Изменить стиль страницы

Сюжетное начало фильма, ставшего началом всего нынешнего революционного кинематографа.

И офицеры «Броненосца «Потемкин», вышвырнутые за борт, — те самые, не только «белые», но и «черные» гардемарины.

Был в числе подобных недоброй памяти адмирал Вирен, гроза дореволюционного матросского Кронштадта; попасть на глаза Вирену считалось величайшей бедой — все равно что очутиться на Голгофе. Измывательства его якобы во имя дисциплины носили характер фантастический, по своей утонченности заставляющие вспомнить ирреальности Франца Кафки. При имени Вирена брезгливо морщились даже самые убежденные поборники жестокой дисциплины, наиконсервативнейшие морские офицеры.

В первые же дни Февральской революции семнадцатого — снять не успели в кают-компаниях портреты свергнутого самодержца — адмирал Вирен был замечен на пристани, за ним погналась все увеличивающаяся огромная толпа матросов. …Труп его подняли в овраге у Якорной площади.

Были и другие юноши в гардемаринах, их поменьше, имена их любили на флоте после революции, имена эти помнят и любят по сей день.

Среди них — такой, как Лев Михайлович Галлер, у которого к 1917 году чин был немалый — капитан первого ранга, что соответствует званию полковника. А в чем-то и побольше.

Галлер остаться на чужом берегу, в противовес многим и многим его однокашникам, тогда, в 1918 году, отказался. В Гельсингфорсе революционные матросы решились на ледовый поход из Финляндии в Советскую Россию, чтобы спасти для революции корабли Балтийского флота — им угрожал германский плен.

Напрасно отговаривали от безумного шага сверстники, сидевшие с ним за одной партой в гардемаринских классах.

Убеждали, негодовали, умоляли, заклинали, проклинали. Все было напрасным.

Решился.

И друзья перестали быть друзьями.

Он — из тех морских, да не только морских, царских офицеров, для которых Революция и Родина стали синонимами, слились эти понятия в одно целое, иногда мучительное, но — неразрывное.

Слились, когда никто из таких, как он, и не представлял, что за путь расстилался им в грядущей неизвестности.

Жизнь капитана первого ранга складывалась не просто, порой страшновато. Не просто было и преодолевать естественное после всего, что испытали матросы, но все равно отталкивающее своей унизительностью недоверие.

Командуя спервоначала кораблем, потом соединением, потом флотом, становясь все более и более крупным военачальником, занимая все более и более высокие посты и в гражданскую войну, и в мирные годы, и в Великую Отечественную войну, по-прежнему суховатый, скуповатый в речи, безукоризненно вежливый, — мужественно встречал жизненные невзгоды, которых было у него совсем-совсем немало.

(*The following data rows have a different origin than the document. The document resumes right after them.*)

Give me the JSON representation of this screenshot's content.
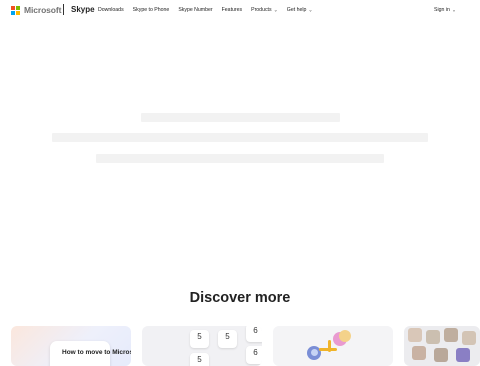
{
  "header": {
    "company": "Microsoft",
    "brand": "Skype",
    "nav": [
      {
        "label": "Downloads",
        "dropdown": false
      },
      {
        "label": "Skype to Phone",
        "dropdown": false
      },
      {
        "label": "Skype Number",
        "dropdown": false
      },
      {
        "label": "Features",
        "dropdown": false
      },
      {
        "label": "Products",
        "dropdown": true
      },
      {
        "label": "Get help",
        "dropdown": true
      }
    ],
    "signin": "Sign in"
  },
  "main": {
    "discover_title": "Discover more"
  },
  "cards": [
    {
      "text": "How to move to Microsoft"
    },
    {
      "keys": [
        "5",
        "5",
        "6",
        "5",
        "6"
      ]
    }
  ],
  "colors": {
    "ms_red": "#f25022",
    "ms_green": "#7fba00",
    "ms_blue": "#00a4ef",
    "ms_yellow": "#ffb900",
    "skeleton": "#f2f2f2"
  }
}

Но и на самых крутых поворотах судьбы своей, военной, гражданской, просто человеческой, не терял достоинства, веры в справедливость, убежденности в правильности своего гельсингфорского выбора.

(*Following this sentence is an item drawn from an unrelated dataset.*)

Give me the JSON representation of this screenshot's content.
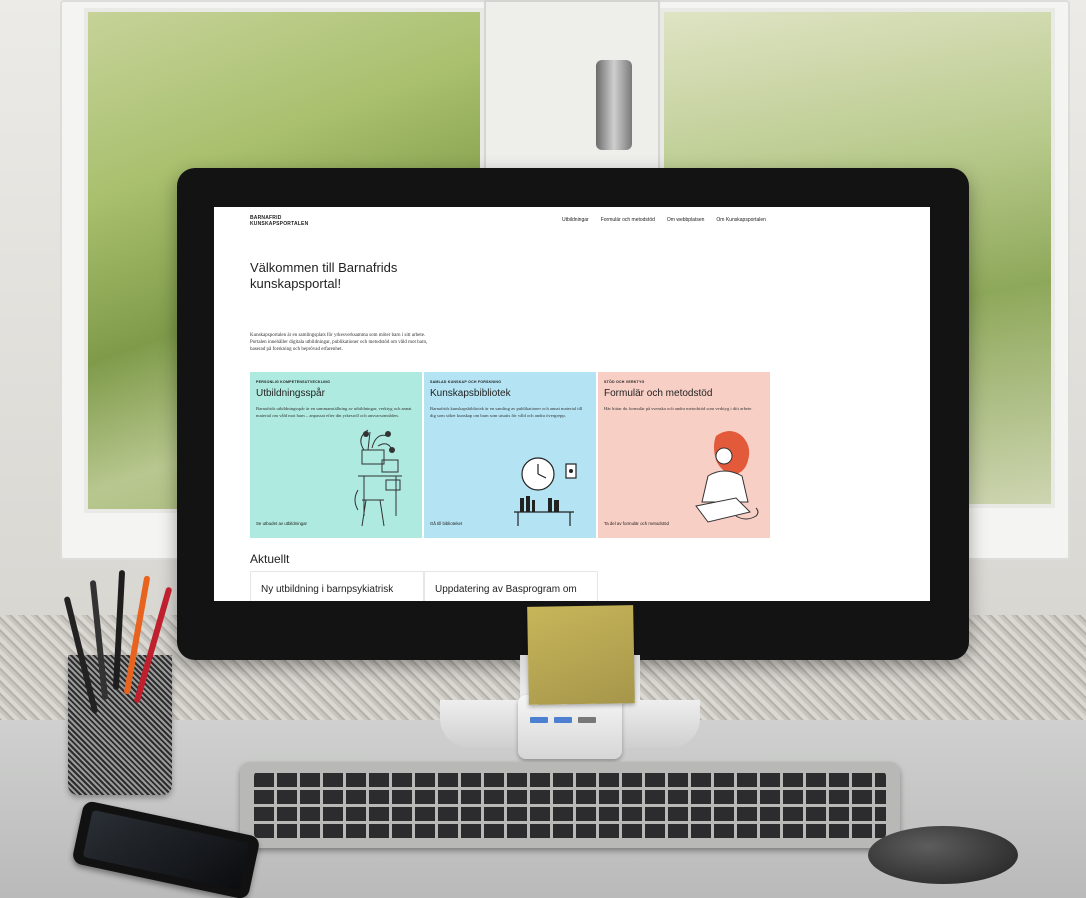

Да, в истории императорского российского флота остались не только шкуры с броненосца «Князь Потемкин-Таврический».

Не только чудовище Вирен.

Не только другое кронштадтское чудище, барон Рилькен, биографию которого я изучал, готовясь к написанию пьесы «Между ливнями», ранее называвшейся «Весна двадцать первого». Именно весной двадцать первого (без кавычек) такой же, как Галлер, капитан первого ранга, командир линейного корабля «Севастополь» (18 марта 1921 года этот линкор будет переименован в «Парижскую коммуну»), барон Рилькен перейдет по уже начинавшемуся кое-где ломаться, но все еще твердому льду пешком в Кронштадт; барон Рилькен из тех, кто отговаривал Галлера от ледового похода в Кронштадт…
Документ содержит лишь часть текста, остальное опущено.